Es gibt vier Ansätze zur ICP-Überwachung: intraparenchymaler Sensor, der direkt in das Gehirngewebe eingebracht wird; Epiduralbolzen, direkt unter dem Schädel im Epiduralraum platziert; Subarachnoidalschraube, in den Subarachnoidalraum direkt über der Großhirnrinde platziert; und Ventrikulostomie, in einen der Seitenventrikel platziert. Durch die Ventrikulostomie kann Liquor abgelassen oder abgetastet werden. Wenn die Ventrikel jedoch verzerrt oder kollabiert sind, können der Sensor, die Schraube oder der Bolzen erforderlich sein.

Diese Monitore können am Bett oder im Operationssaal platziert werden, normalerweise von einem Neurochirurgen., Sie werden dann an Wandlern befestigt, um eine Projektion der CSF-Wellenform zu ermöglichen, ähnlich der des rechten oder linken Vorhofs, auf den Bildschirm.

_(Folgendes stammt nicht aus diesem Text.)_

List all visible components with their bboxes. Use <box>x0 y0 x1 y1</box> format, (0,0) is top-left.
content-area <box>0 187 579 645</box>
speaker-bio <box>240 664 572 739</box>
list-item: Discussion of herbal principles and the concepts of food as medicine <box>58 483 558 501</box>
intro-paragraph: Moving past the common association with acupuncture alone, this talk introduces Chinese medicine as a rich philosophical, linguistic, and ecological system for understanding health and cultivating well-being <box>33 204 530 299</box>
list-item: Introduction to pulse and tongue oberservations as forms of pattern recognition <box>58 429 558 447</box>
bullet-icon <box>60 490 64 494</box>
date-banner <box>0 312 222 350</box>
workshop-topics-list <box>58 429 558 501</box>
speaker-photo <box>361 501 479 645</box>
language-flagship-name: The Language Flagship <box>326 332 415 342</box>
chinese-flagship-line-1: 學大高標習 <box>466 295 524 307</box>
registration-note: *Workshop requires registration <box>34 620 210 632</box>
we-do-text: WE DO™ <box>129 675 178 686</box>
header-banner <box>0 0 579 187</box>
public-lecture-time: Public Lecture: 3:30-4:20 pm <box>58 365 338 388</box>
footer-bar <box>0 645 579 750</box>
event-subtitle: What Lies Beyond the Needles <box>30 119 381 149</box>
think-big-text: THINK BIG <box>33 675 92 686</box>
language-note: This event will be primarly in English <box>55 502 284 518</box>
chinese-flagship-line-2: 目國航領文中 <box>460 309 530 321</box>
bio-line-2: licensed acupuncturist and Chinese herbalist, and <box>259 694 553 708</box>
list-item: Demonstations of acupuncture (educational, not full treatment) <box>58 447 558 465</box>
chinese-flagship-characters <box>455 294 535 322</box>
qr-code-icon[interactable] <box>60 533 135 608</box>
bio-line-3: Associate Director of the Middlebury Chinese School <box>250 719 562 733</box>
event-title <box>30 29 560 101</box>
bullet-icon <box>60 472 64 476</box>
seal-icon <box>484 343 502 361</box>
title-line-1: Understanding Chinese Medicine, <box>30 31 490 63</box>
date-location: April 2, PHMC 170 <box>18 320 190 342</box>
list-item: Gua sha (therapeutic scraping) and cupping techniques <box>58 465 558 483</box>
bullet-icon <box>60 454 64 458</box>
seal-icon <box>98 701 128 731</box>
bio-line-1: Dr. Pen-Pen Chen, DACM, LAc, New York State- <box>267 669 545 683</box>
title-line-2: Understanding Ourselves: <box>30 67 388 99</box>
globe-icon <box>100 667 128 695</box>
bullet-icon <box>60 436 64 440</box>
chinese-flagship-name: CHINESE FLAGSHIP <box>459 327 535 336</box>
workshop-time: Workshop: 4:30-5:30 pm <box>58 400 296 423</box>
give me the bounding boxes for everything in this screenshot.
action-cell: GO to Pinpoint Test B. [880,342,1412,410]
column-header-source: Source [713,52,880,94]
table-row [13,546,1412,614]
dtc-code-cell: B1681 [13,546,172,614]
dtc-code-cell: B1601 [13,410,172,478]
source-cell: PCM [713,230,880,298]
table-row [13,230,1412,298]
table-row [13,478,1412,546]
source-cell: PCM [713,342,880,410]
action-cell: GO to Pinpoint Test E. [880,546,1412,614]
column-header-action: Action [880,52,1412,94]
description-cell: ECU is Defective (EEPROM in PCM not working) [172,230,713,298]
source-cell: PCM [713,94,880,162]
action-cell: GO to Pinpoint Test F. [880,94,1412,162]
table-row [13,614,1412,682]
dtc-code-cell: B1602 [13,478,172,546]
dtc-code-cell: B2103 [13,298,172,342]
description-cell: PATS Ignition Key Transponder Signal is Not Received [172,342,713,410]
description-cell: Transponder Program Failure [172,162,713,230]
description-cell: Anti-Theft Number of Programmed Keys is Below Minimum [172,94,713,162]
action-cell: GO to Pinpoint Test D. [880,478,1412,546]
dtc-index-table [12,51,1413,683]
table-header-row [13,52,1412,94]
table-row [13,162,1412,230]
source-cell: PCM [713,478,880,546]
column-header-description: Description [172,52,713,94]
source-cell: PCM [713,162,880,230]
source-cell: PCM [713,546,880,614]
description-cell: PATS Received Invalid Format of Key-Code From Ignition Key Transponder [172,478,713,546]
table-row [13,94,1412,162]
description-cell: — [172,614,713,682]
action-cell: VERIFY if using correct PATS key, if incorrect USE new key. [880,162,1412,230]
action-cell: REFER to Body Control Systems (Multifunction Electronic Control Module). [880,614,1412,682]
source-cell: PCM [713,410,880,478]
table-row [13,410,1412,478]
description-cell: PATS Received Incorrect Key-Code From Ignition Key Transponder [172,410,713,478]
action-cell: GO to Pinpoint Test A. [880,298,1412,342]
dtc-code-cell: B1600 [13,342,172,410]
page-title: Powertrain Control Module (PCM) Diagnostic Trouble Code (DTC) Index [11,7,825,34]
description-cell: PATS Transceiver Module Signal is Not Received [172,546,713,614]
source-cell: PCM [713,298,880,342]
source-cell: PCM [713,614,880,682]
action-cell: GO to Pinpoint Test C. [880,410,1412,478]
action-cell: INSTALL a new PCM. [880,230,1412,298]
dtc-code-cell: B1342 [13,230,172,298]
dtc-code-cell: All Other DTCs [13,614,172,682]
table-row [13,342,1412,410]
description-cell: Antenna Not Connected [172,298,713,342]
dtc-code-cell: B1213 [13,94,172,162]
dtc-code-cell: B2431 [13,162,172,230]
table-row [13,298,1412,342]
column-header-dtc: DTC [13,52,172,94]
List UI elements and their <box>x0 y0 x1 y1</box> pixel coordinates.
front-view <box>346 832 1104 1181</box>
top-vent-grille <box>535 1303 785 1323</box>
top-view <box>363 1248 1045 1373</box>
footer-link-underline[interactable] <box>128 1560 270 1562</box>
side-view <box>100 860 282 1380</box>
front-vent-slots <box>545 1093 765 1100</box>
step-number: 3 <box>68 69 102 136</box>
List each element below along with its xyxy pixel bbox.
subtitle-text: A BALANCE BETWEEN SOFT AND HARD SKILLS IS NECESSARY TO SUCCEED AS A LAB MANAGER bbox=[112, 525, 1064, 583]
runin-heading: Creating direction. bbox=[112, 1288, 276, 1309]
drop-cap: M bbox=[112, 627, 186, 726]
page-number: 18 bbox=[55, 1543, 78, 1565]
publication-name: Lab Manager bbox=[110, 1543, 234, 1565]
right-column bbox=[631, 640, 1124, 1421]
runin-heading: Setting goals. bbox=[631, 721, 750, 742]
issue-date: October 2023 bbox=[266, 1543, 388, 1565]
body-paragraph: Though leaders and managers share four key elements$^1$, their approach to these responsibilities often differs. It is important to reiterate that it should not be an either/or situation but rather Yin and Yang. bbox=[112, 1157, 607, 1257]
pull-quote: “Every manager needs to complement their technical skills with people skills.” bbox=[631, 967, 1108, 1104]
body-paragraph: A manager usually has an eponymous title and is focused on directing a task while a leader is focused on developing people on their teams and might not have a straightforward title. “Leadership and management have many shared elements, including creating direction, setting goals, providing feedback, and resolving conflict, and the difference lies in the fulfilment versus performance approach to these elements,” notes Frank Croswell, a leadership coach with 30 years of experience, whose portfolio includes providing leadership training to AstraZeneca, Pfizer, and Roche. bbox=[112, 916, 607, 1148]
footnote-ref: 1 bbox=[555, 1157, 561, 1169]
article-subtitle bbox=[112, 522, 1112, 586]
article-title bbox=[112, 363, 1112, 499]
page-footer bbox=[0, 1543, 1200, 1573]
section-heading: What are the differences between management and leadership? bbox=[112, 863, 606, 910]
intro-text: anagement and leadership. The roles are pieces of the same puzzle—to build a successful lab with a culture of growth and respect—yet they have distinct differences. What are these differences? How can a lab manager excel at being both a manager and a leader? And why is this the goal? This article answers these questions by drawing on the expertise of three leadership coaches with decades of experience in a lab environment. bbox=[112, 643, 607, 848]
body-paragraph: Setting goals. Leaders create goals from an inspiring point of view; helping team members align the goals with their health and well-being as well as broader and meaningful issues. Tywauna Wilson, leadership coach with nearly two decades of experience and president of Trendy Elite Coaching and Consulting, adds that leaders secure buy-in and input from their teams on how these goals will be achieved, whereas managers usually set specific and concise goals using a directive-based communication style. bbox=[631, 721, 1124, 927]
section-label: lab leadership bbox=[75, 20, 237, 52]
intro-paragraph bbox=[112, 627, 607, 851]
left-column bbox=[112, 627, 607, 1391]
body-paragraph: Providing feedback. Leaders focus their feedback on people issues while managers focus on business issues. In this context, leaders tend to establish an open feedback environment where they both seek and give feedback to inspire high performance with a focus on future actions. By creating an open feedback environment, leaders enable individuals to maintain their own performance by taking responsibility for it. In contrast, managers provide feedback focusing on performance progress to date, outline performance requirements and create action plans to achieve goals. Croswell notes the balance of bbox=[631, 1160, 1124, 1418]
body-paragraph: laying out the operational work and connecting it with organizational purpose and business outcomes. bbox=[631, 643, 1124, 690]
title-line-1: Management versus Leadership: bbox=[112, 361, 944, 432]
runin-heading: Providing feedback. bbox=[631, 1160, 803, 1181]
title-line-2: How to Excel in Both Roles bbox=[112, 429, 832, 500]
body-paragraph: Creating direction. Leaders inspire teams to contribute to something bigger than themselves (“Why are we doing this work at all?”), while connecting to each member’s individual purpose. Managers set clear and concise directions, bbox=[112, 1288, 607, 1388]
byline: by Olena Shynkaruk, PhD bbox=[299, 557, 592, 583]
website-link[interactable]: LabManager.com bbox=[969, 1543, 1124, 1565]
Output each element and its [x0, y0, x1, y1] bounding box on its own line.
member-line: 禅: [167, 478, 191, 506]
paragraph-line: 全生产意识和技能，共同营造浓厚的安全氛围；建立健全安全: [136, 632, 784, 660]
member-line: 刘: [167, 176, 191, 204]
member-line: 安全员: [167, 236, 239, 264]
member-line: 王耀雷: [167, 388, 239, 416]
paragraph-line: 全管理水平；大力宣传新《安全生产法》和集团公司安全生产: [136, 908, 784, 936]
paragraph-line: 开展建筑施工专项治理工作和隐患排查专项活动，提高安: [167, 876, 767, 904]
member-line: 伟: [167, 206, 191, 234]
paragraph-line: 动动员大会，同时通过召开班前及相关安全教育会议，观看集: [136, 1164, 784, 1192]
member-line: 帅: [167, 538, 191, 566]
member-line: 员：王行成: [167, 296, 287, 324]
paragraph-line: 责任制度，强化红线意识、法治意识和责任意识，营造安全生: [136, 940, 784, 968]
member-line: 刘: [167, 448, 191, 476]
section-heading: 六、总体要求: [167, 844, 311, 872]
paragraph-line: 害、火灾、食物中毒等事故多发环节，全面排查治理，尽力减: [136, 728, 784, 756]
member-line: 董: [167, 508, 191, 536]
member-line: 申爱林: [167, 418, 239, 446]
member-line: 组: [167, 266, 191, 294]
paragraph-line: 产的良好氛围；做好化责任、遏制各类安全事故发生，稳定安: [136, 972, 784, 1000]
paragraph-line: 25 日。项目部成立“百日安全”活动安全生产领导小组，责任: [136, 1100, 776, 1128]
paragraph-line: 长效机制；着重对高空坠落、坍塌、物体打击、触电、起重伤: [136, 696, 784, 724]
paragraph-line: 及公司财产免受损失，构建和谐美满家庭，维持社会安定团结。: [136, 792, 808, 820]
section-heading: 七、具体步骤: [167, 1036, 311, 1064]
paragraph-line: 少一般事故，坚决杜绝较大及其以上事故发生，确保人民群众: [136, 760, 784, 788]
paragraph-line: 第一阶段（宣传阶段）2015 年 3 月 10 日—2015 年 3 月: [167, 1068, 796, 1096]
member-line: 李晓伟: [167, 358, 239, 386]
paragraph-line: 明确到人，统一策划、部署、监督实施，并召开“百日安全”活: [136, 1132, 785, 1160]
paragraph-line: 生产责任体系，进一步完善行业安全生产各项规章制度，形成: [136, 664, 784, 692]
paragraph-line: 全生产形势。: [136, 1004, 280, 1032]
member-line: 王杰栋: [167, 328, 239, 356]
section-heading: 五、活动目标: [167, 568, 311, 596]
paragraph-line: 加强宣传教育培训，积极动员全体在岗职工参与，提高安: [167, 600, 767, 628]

Normales ICP beträgt 1 bis 15 mm Hg (um in cm H20 umzuwandeln, multiplizieren Sie mit 1,3). ICH ist definiert als ICP >20 mm Hg (26 cm H2O). Nachhaltiges ICH ist ICP >20 mm Hg für >5 Minuten. Der wahre Einfluss von ICH wird derzeit als auf den zerebralen Perfusionsdruck (CPP) angesehen. Wenn ICP ansteigt, sinkt das Blutvolumen im Schädel, was vermutlich den Blutfluss verringert., Im verletzten Gehirn kann die Autoregulation gestört sein und die zerebrale Perfusion hängt vom zerebralen Blutfluss ab. Es wird angenommen, dass CPP eine angemessene Darstellung des Blutflusses und der Gehirnperfusion darstellt. Es wird als mittlerer arterieller Druck (MAP) ICP = CPP berechnet. CPP-gezielte Therapie ist immer noch ein Thema der Debatte, aber populäre Protokolle haben verbesserte neurologische Ergebnisse mit CPP von 60 bis 70 mm Hg gezeigt.,

Klinisch nachweisbare, Ventrikulostomie-induzierte intrakranielle Hämatome treten bei weniger als 2% der Patienten auf, obwohl routinemäßige Kopf-CT-Scans nach der Platzierung klinische stille Hämatome finden. Ventrikulostomien und Parenchymmonitore bergen ein höheres Infektionsrisiko als die weniger invasiven Schrauben. Jedes ICP-Überwachungsgerät unterliegt Gerinnung, versehentlicher Fehlstellung, Kollaps und ungenauen Messwerten aufgrund eines abnormalen Atemmusters, eines zu hohen PEEPS oder Wandlers oder eines Systemausfalls., Beobachterfehler können problematisch sein, wenn nicht auf die Positionierung von Patienten und Wandlern geachtet wird. Wenn die Ventrikulostomie eines Patienten offen für eine Drainage ist und der Kopf des Patienten angehoben oder abgesenkt wird, kann eine übermäßige Liquordrainage oder-rückkehr zu einer katastrophalen neurologischen Dekompensation führen.

Dr. Kirkland ist ein hospitalist an der Mayo Clinic in Rochester, Minn. und ein ACP Hospitalist editorial advisory board member.